Em Cartago, os sacrifícios rituais de bebés pelo
fogo eram também uma tradição, só extinta com o fim da cidade.
Foi o Cristianismo que introduziu na civilização
ocidental a noção de que a vida humana tinha um valor inviolável objectivo. Foi
a ideia de que o homem foi criado por Deus à sua imagem e semelhança,
juntamente com a ideia de que Deus se tinha feito homem e morrido para que
qualquer pessoa se pudesse salvar, que fez crescer o conceito de que toda a
vida humana, independentemente de qualquer consideração, tinham dignidade.
Evidentemente que esta consciência não se tornou
clara toda de uma vez. A expansão do cristianismo não se fez de uma forma
política, mas sim através da evangelização feita de avanços e recuos. Antes de
mais, a proposta cristã é uma proposta pessoal que convida à conversão pessoal.

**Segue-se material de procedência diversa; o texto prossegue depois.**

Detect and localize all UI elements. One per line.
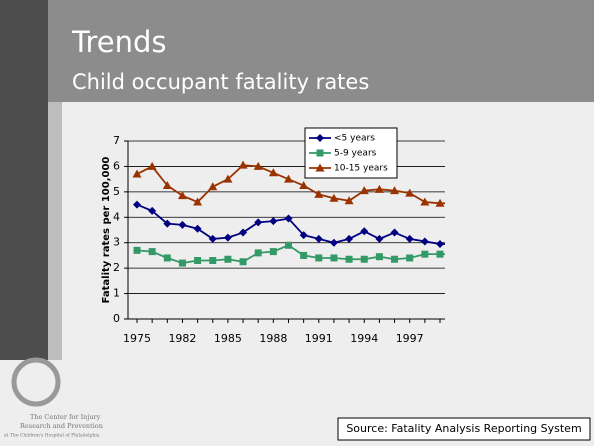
marker [345,234,354,243]
marker [299,231,308,240]
legend-label: <5 years [334,134,375,144]
marker [391,255,399,263]
marker [209,257,217,265]
marker [269,217,278,226]
marker [162,181,172,189]
marker [224,255,232,263]
marker [238,160,248,169]
title-band [48,0,594,102]
marker [406,254,414,262]
marker [284,174,293,183]
marker [178,220,187,229]
marker [421,250,429,258]
y-tick-label: 1 [113,287,120,300]
marker [133,246,141,254]
logo-icon [11,357,61,407]
left-strip [0,0,48,360]
marker [223,174,233,183]
marker [299,181,309,189]
slide-subtitle: Child occupant fatality rates [72,70,369,94]
marker [194,257,202,265]
marker [315,254,323,262]
marker [360,255,368,263]
marker [375,234,384,243]
marker [239,228,248,237]
marker [436,239,444,248]
marker [268,168,278,177]
marker [329,193,339,202]
x-tick-label: 1991 [305,332,333,345]
marker [132,169,142,178]
marker [285,241,292,249]
marker [420,197,430,206]
marker [375,253,383,261]
marker [208,182,218,191]
marker [178,259,186,267]
y-tick-label: 3 [113,236,120,249]
logo-text: The Center for Injury [30,413,101,421]
marker [345,255,353,263]
marker [390,186,400,195]
marker [315,163,325,172]
y-tick-label: 4 [113,210,120,223]
marker [390,228,399,237]
plot: 0 1 2 3 4 5 6 7 1975 1982 1985 1988 1991 1994 1997 <5 y… [113,127,445,345]
y-tick-label: 6 [113,159,120,172]
slide-title: Trends [71,25,166,59]
marker [316,149,324,157]
x-tick-label: 1982 [168,332,196,345]
logo-text: at The Children's Hospital of Philadelph… [4,433,100,439]
x-tick-label: 1985 [214,332,242,345]
marker [163,219,172,228]
marker [148,248,156,256]
marker [359,186,369,195]
marker [239,258,247,266]
marker [163,254,171,262]
marker [314,234,323,243]
marker [148,206,157,215]
source-box [337,417,591,441]
x-tick-label: 1994 [350,332,378,345]
marker [435,198,445,207]
marker [254,249,262,257]
marker [330,254,338,262]
marker [360,227,369,236]
x-tick-label: 1997 [396,332,424,345]
marker [253,161,263,170]
marker [254,218,263,227]
marker [147,161,157,170]
y-axis-label: Fatality rates per 100,000 [101,157,112,304]
marker [405,188,415,197]
y-tick-label: 2 [113,261,120,274]
x-tick-label: 1975 [123,332,151,345]
marker [193,224,202,233]
marker [329,238,338,247]
marker [133,200,141,209]
x-tick-label: 1988 [259,332,287,345]
inner-strip [48,102,62,360]
legend-label: 5-9 years [334,149,377,159]
y-tick-label: 0 [113,312,120,325]
marker [314,189,324,198]
marker [374,184,384,193]
marker [208,234,217,243]
marker [269,248,277,256]
y-tick-label: 5 [113,185,120,198]
marker [223,233,232,242]
legend-label: 10-15 years [334,164,388,174]
marker [436,250,444,258]
marker [420,237,429,246]
marker [344,196,354,205]
marker [405,234,414,243]
marker [177,191,187,200]
marker [316,134,324,142]
marker [284,214,293,223]
marker [300,251,308,259]
marker [193,197,203,206]
source: Source: Fatality Analysis Reporting Syst… [346,422,581,435]
y-tick-label: 7 [113,134,120,147]
logo-text: Research and Prevention [20,422,103,430]
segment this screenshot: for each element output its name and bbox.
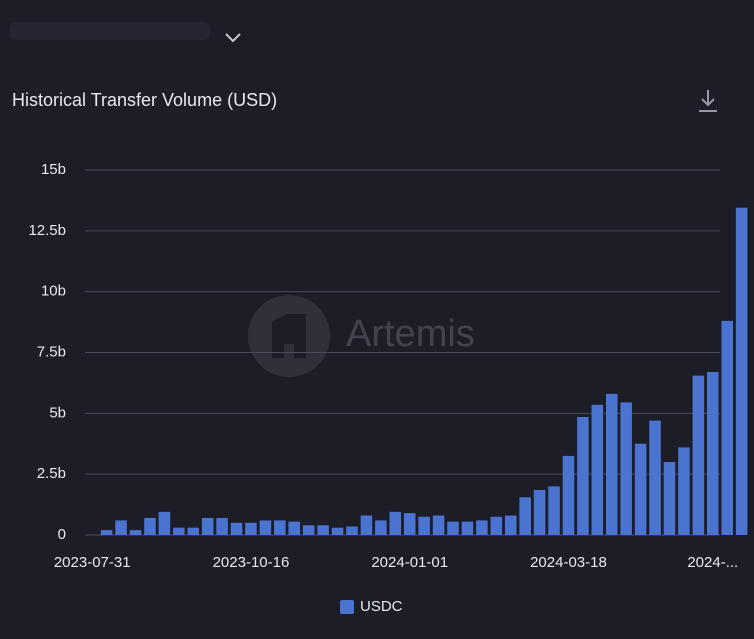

A Igreja, sendo uma realidade divina, é
constituída por homens pecadores e imperfeitos. Por isso, à proposta de Cristo
muitas vezes se sobrepuseram cálculos humanos e considerações mundanas, que levaram
a acções, algumas feitas em nome da fé, contrárias à proposta cristã. Mas basta
comparar a Europa cristã medieval com as outras civilizações coevas, para se
perceber que era um espaço de maior liberdade e respeito pelo homem do que
qualquer outra.
A centralização do poder do Estado, a Reforma, a
Contra-Reforma e as guerras religiosas conduziram a uma politização do
cristianismo. A fé passou a ser um facto político, de uniformização nacional,
garante da paz e da ordem. Este facto reduziu o cristianismo a uma conjunto de
valores e rituais, independentes da fé.
Criou-se então um núcleo de valores comuns aos
vários países europeus. Valores esses que se mantiveram mais ou menos
constantes até ao século XIX. A Revolução Francesa marcou um inicio de uma nova
era. Uma ideologia pós-cristã, onde o homem foi substituído pelo povo ou pelo
Estado ou pela Nação. A evolução desta mentalidade pós-cristã foi avançando na Europa em
diferentes direcções e com velocidades diferentes. Mas as consequências foram
tremendas e tiveram o seu ponto mais dramático nos totalitarismos do século XX:
o Comunismo, o Nazismo e o Fascismo.
Mas, ao mesmo tempo, também se desenvolveu uma
outra mentalidade pós-cristã, mais subtil, mas também destruidora. Uma cultura
que utiliza as palavras cristãs (liberdade, dignidade, fraternidade, autonomia)
e lhes dá um novo significado. Foi esta mentalidade que triunfou fulgurosamente
no pós-guerra, sobretudo após o Maio de 68.
Vivemos por isso num tempo em que, sobre o manto
do progresso, voltamos à antiguidade. A um tempo em que a vida humana deixou de
ser um valor objectivo, mas voltou a estar dependente do valor que a sociedade
lhe atribui.
Esta mentalidade começou a instalar-se com a
questão do aborto. Toda a "publicidade" pró-aborto se baseia no facto
de que o embrião necessita de um conjunto de premissas para merecer protecção
jurídica. Já não basta ser vida humana, tem que ter sistema nervoso central, ou
que sentir dor, ou que ter batimentos cardíacos ou mesmo que interagir com os
outros. Ou então, que ter um desenvolvimento perfeito. Se assim não for, então
não tem valor e pode ser eliminado.
O caminho continuou a ser feito com a ideologia
do género que afirma que cada homem é que constrói o seu próprio género, mesmo
contra a natureza, se for preciso, porque o homem (ou seja a sociedade, o
Estado, o poder) tem o poder de se definir a si mesmo.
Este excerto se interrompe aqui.